Cudnn find ex by aromnvidia · Pull Request #1561 · pytorch/pytorch

aromnvidia · 2017-05-15T19:19:06Z

cudnnFind* functions were substituted with cudnnFind*Ex.

torch/csrc/cudnn/Conv.cpp

+       THCudaMalloc(state, &data, max_ws_size);
+       // if failed now then put workspace size equal to 0
+       max_ws_size = (NULL == data)? 0: max_ws_size;
+    }


torch/csrc/cudnn/Conv.cpp

+         CUDNN_CONVOLUTION_BWD_DATA_ALGO_WINOGRAD_NONFUSED
+    };
+    size_t max_ws_size = 0;
+    void *data = NULL; // workspace


torch/csrc/cudnn/Conv.cpp

+	   THCudaFree(state, data);
+           data = NULL;
+	}
+	THCudaMalloc(state, &data, sz);


torch/csrc/cudnn/Conv.cpp

+        }
+    }
+    if(NULL == data){ // in case we free mem before allocation of bigger chunk and failed on allocation after that
+       THCudaMalloc(state, &data, max_ws_size);


apaszke · 2017-05-16T10:41:55Z

Actually I just realized that doing these mallocs + frees isn't the best idea in our case. We're using a caching allocator and this implementation of findAlgorithm can disrupt it's state quite heavily (e.g. if FFT requires 8GB of workspace, we'll allocate that and cache this block!). It'd be better to avoid these allocs and use cudaMemGetInfo + use cacheInfo from THCDeviceAllocator to determine a cap on the workspace size.

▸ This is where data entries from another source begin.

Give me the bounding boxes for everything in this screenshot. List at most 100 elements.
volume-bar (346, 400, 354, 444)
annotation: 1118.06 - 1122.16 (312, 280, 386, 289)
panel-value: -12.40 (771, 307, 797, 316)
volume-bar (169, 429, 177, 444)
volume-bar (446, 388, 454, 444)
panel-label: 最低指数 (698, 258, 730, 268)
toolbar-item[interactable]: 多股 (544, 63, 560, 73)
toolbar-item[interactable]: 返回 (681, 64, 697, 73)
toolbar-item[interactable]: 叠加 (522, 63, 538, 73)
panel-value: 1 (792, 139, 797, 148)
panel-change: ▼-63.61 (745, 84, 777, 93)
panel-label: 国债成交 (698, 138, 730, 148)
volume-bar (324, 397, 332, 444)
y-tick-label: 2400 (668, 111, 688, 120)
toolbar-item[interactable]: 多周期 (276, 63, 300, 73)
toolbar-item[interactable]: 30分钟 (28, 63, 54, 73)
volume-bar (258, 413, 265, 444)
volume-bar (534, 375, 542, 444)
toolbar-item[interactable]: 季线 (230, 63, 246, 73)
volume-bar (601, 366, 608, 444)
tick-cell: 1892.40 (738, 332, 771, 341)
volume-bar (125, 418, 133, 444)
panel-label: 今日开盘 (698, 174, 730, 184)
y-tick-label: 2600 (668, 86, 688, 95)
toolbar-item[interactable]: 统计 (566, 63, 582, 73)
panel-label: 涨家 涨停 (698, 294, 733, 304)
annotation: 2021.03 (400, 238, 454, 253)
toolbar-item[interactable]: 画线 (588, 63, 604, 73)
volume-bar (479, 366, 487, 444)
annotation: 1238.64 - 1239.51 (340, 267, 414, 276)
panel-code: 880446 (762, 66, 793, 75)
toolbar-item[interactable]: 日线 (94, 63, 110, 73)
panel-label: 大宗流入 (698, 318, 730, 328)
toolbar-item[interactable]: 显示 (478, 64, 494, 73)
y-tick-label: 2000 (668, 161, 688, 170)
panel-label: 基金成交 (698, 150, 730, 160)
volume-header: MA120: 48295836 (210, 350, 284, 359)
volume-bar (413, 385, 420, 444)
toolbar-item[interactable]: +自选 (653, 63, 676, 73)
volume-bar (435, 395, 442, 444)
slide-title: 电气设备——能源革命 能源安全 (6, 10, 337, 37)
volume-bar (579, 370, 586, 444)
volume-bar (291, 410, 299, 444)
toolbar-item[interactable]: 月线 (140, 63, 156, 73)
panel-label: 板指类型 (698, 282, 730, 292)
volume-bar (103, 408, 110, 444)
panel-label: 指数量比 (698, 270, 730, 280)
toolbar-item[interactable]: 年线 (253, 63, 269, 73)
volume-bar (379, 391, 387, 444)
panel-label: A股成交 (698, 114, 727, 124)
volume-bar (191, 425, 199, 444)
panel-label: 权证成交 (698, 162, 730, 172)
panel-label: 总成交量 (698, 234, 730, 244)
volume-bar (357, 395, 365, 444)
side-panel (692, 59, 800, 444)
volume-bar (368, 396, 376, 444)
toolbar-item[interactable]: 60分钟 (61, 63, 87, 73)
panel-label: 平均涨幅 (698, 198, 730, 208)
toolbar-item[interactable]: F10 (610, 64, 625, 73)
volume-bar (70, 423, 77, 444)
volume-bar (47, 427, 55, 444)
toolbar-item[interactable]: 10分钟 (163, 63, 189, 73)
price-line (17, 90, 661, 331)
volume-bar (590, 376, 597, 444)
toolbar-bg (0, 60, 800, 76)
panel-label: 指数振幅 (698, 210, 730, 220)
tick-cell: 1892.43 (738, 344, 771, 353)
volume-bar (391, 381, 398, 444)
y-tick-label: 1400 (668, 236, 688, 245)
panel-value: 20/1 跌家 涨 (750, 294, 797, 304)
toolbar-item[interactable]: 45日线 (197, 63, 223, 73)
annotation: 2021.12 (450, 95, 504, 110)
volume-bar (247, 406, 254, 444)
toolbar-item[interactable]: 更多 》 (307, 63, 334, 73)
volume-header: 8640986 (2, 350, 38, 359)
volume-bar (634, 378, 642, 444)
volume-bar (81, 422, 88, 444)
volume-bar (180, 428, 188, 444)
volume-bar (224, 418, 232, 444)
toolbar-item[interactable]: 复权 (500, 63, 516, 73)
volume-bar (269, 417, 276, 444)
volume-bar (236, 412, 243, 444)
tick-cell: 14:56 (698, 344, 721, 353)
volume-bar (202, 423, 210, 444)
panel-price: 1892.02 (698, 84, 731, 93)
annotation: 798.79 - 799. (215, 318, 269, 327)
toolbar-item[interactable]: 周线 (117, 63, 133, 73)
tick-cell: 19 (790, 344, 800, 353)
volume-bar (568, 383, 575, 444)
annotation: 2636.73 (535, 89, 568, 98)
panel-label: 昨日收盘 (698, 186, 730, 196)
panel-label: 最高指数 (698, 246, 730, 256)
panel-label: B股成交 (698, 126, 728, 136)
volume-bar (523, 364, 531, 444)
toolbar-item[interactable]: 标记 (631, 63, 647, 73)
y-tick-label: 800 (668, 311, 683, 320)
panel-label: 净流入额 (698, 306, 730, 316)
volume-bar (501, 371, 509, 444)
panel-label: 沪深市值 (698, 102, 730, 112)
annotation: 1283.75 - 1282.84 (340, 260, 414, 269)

ngimel · 2017-05-16T16:55:45Z

You still need to allocate a workspace after you determined a cap on it, which will mean that you'd allocate and cache an even bigger block. It might be Ok, you'll be able to split it later if needed, but I'm not sure it is strictly better than allocating max you possibly need for this convolution.
On the other hand, I agree with @apaszke that you should not be allocating/freeing at each iteration of the algo loop, I think it is best to find maximum workspace required by applicable algos and try to allocate that. Keep in mind that sometimes an inordinate (~40GB) workspace is returned, you'd have to ignore that.

aromnvidia · 2017-05-19T02:19:46Z

Thank you all for comments!

…#1561) * do not re-compute unary op with output and allow expr duplication in debug print.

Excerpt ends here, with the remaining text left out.